A movie showing a tether pulled from a keratocyte. The bead to be pulled is marked by a circle on the preview. At 51 sec of the movie (89 of the data) the laser beam is switched off and the bead returns to the cell.

This research is performed in a close collaboration with Dr. Małgorzata Lekka from the Institute of Nuclear Physics of the Polish Academy of Sciences (Krakow) and with Prof. Jean-Jaques Meister and Dr. Alexander B. Verkhovsky from the Cell Motility group of the Laboratory of Cell Biophysics (LCB)/IPMC/FSB/EPFL, Lausanne.

 

References:
[1] S. Jeney, B. Lukic, C. Guzmán, L. Forró.
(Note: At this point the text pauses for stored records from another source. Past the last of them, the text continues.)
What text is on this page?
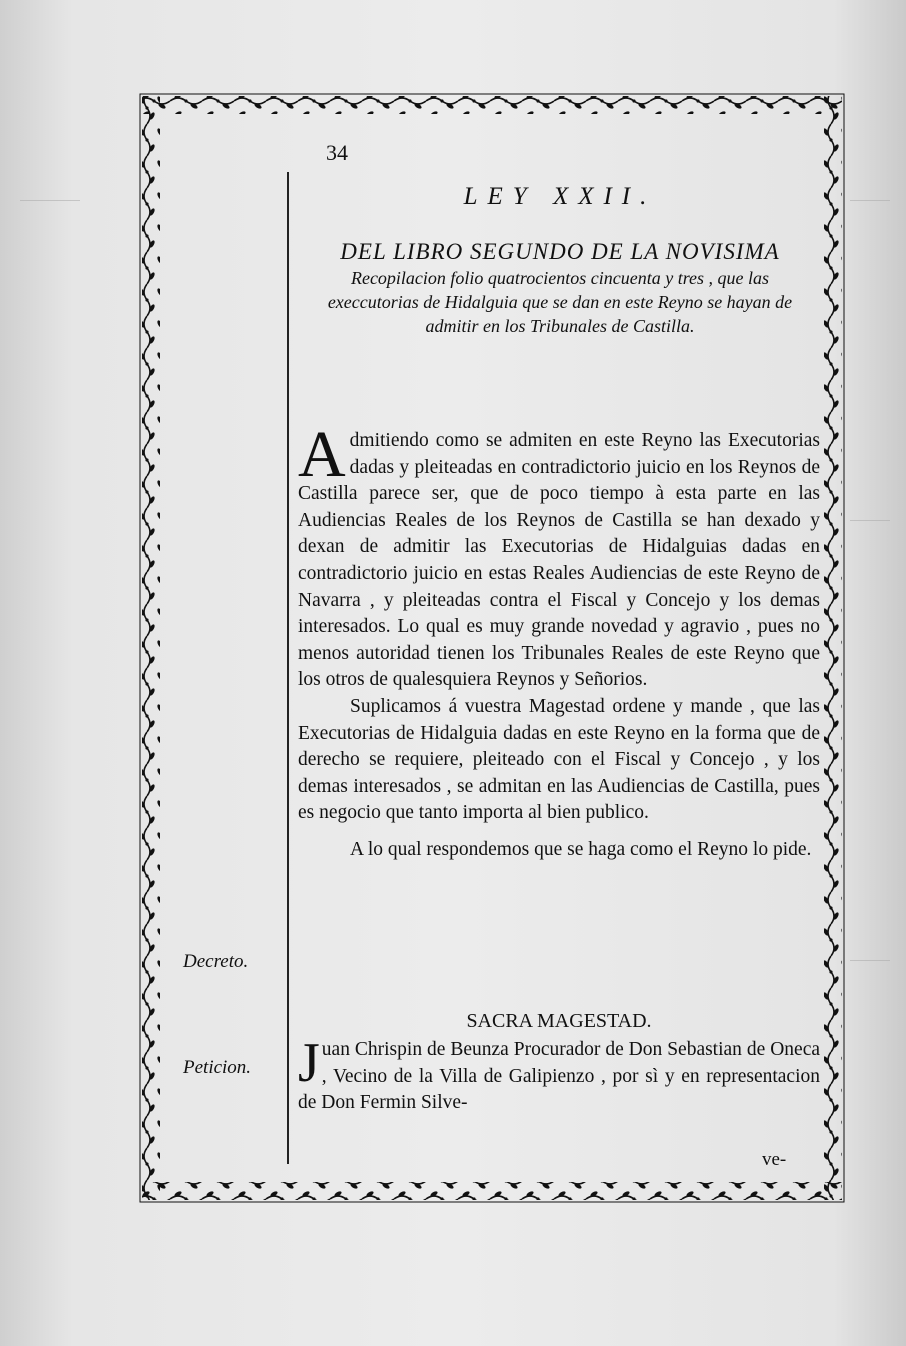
34
Decreto.
Peticion.
LEY XXII.
DEL LIBRO SEGUNDO DE LA NOVISIMA
Recopilacion folio quatrocientos cincuenta y tres , que las execcutorias de Hidalguia que se dan en este Reyno se hayan de admitir en los Tribunales de Castilla.

Admitiendo como se admiten en este Reyno las Executorias dadas y pleiteadas en contradictorio juicio en los Reynos de Castilla parece ser, que de poco tiempo à esta parte en las Audiencias Reales de los Reynos de Castilla se han dexado y dexan de admitir las Executorias de Hidalguias dadas en contradictorio juicio en estas Reales Audiencias de este Reyno de Navarra , y pleiteadas contra el Fiscal y Concejo y los demas interesados. Lo qual es muy grande novedad y agravio , pues no menos autoridad tienen los Tribunales Reales de este Reyno que los otros de qualesquiera Reynos y Señorios.

Suplicamos á vuestra Magestad ordene y mande , que las Executorias de Hidalguia dadas en este Reyno en la forma que de derecho se requiere, pleiteado con el Fiscal y Concejo , y los demas interesados , se admitan en las Audiencias de Castilla, pues es negocio que tanto importa al bien publico.

A lo qual respondemos que se haga como el Reyno lo pide.

SACRA MAGESTAD.

Juan Chrispin de Beunza Procurador de Don Sebastian de Oneca , Vecino de la Villa de Galipienzo , por sì y en representacion de Don Fermin Silve-

ve-
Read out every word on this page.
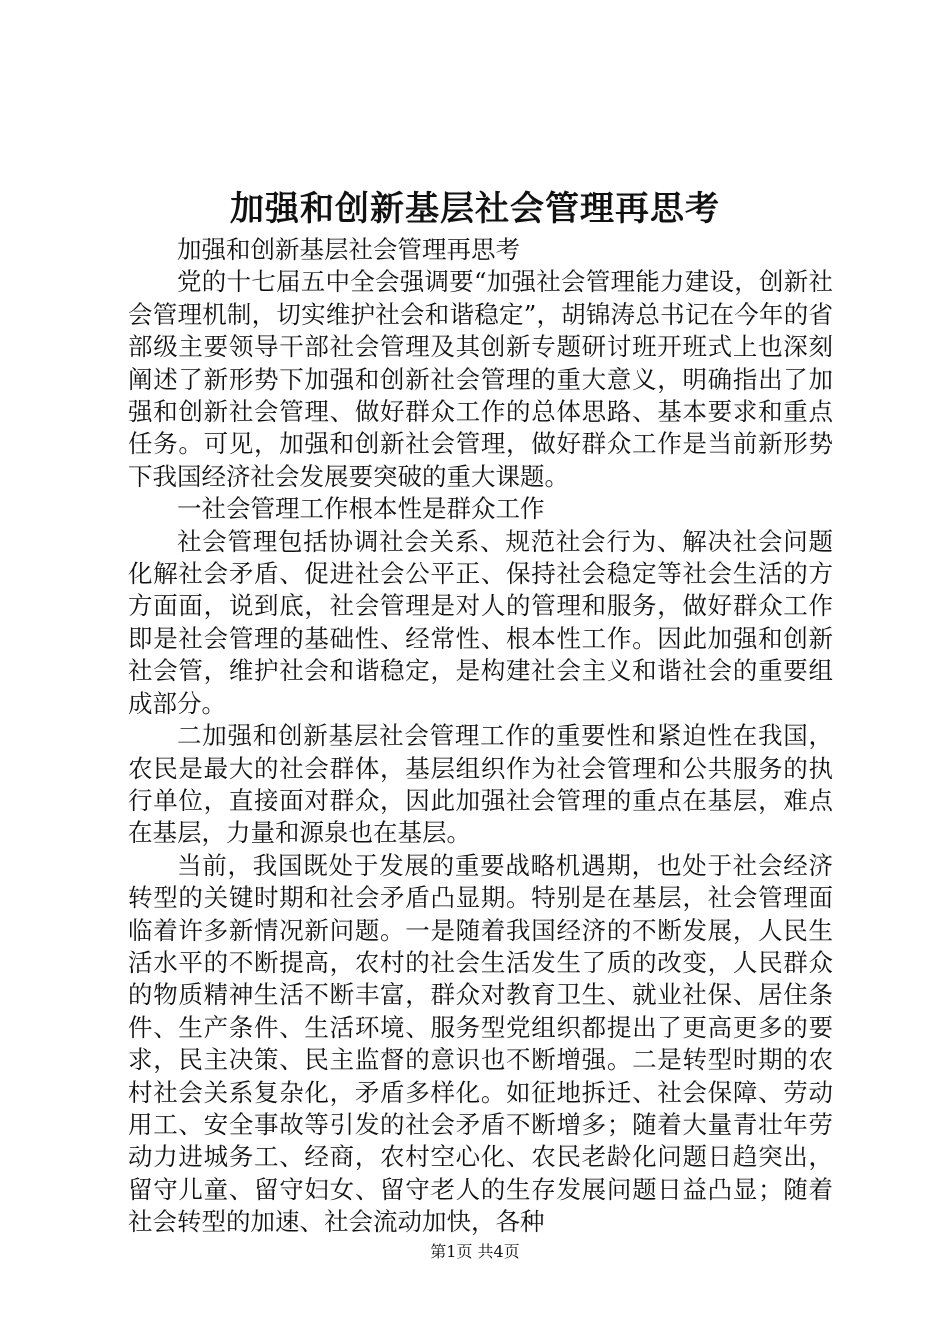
加强和创新基层社会管理再思考

加强和创新基层社会管理再思考

党的十七届五中全会强调要“加强社会管理能力建设，创新社会管理机制，切实维护社会和谐稳定”，胡锦涛总书记在今年的省部级主要领导干部社会管理及其创新专题研讨班开班式上也深刻阐述了新形势下加强和创新社会管理的重大意义，明确指出了加强和创新社会管理、做好群众工作的总体思路、基本要求和重点任务。可见，加强和创新社会管理，做好群众工作是当前新形势下我国经济社会发展要突破的重大课题。

一社会管理工作根本性是群众工作

社会管理包括协调社会关系、规范社会行为、解决社会问题化解社会矛盾、促进社会公平正、保持社会稳定等社会生活的方方面面，说到底，社会管理是对人的管理和服务，做好群众工作即是社会管理的基础性、经常性、根本性工作。因此加强和创新社会管，维护社会和谐稳定，是构建社会主义和谐社会的重要组成部分。

二加强和创新基层社会管理工作的重要性和紧迫性在我国，农民是最大的社会群体，基层组织作为社会管理和公共服务的执行单位，直接面对群众，因此加强社会管理的重点在基层，难点在基层，力量和源泉也在基层。

当前，我国既处于发展的重要战略机遇期，也处于社会经济转型的关键时期和社会矛盾凸显期。特别是在基层，社会管理面临着许多新情况新问题。一是随着我国经济的不断发展，人民生活水平的不断提高，农村的社会生活发生了质的改变，人民群众的物质精神生活不断丰富，群众对教育卫生、就业社保、居住条件、生产条件、生活环境、服务型党组织都提出了更高更多的要求，民主决策、民主监督的意识也不断增强。二是转型时期的农村社会关系复杂化，矛盾多样化。如征地拆迁、社会保障、劳动用工、安全事故等引发的社会矛盾不断增多；随着大量青壮年劳动力进城务工、经商，农村空心化、农民老龄化问题日趋突出，留守儿童、留守妇女、留守老人的生存发展问题日益凸显；随着社会转型的加速、社会流动加快，各种

第1页 共4页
Probing hydrodynamic fluctuations with a Brownian particle. Nanotechnology, Vol. 6 – Nanoprobes, ed. Harald Fuchs, Wiley-VCH, 2009.
[2] B. Lukić, S. Jeney, C. Tischer, A. J. Kulik, L. Forró, E.-L. Florin. Direct observation of nondiffusive motion of a single Brownian particle. Phys Rev Lett, 95, 160601, 2005.
[3] R. Huang, I. Chavez, K. M. Taute, B. Lukić, S. Jeney, M. G. Raizen, E.-L.Florin.Direct observation of the full transition from ballistic to diffusive Brownian motion in a liquid. Nature Physics, 7, 576, 2011.
[4] T. Franosch, M. Grimm, M. Belushkin, F. Mor, G. Foffi, L. Forró, S. Jeney. Resonances arising from hydrodynamic memory in Brownian motion – The colour of thermal noise. Nature, 478, 85, 2011.
[5] B. Lukić, S. Jeney, Z. Sviben, E.-L. Florin, A. J. Kulik, L. Forró. Motion of a colloidal particle in an optical trap. Phys Rev E, 76, 011112, 2007.
[6] S. Jeney, B. Lukić, J. A. Kraus, T. Franosch, L. Forró. Anisotropic memory effects in confined colloidal diffusion. Phys Rev Lett, 100, 240604, 2008 (invited cover page).
[7] C. Guzmán, H. Flyvbjerg, R. Köszali, C. Ecoffet, L. Forró, S. Jeney. In situ viscometry by optical trapping interferometry. Appl Phys Lett, 93, 184102, 2008.
[8] M. Grimm, S. Jeney, T. Franosch. Brownian motion in a Maxwell fluid. Soft Matter, 7, 2076, 2011.
[9] S. Jeney, E. H. K. Stelzer, H. Grubmüller, E.-L.Florin.Mechanical properties of single motor molecules studied by three-dimensional thermal force probing in optical tweezers. ChemPhysChem, 5, 1150, 2004.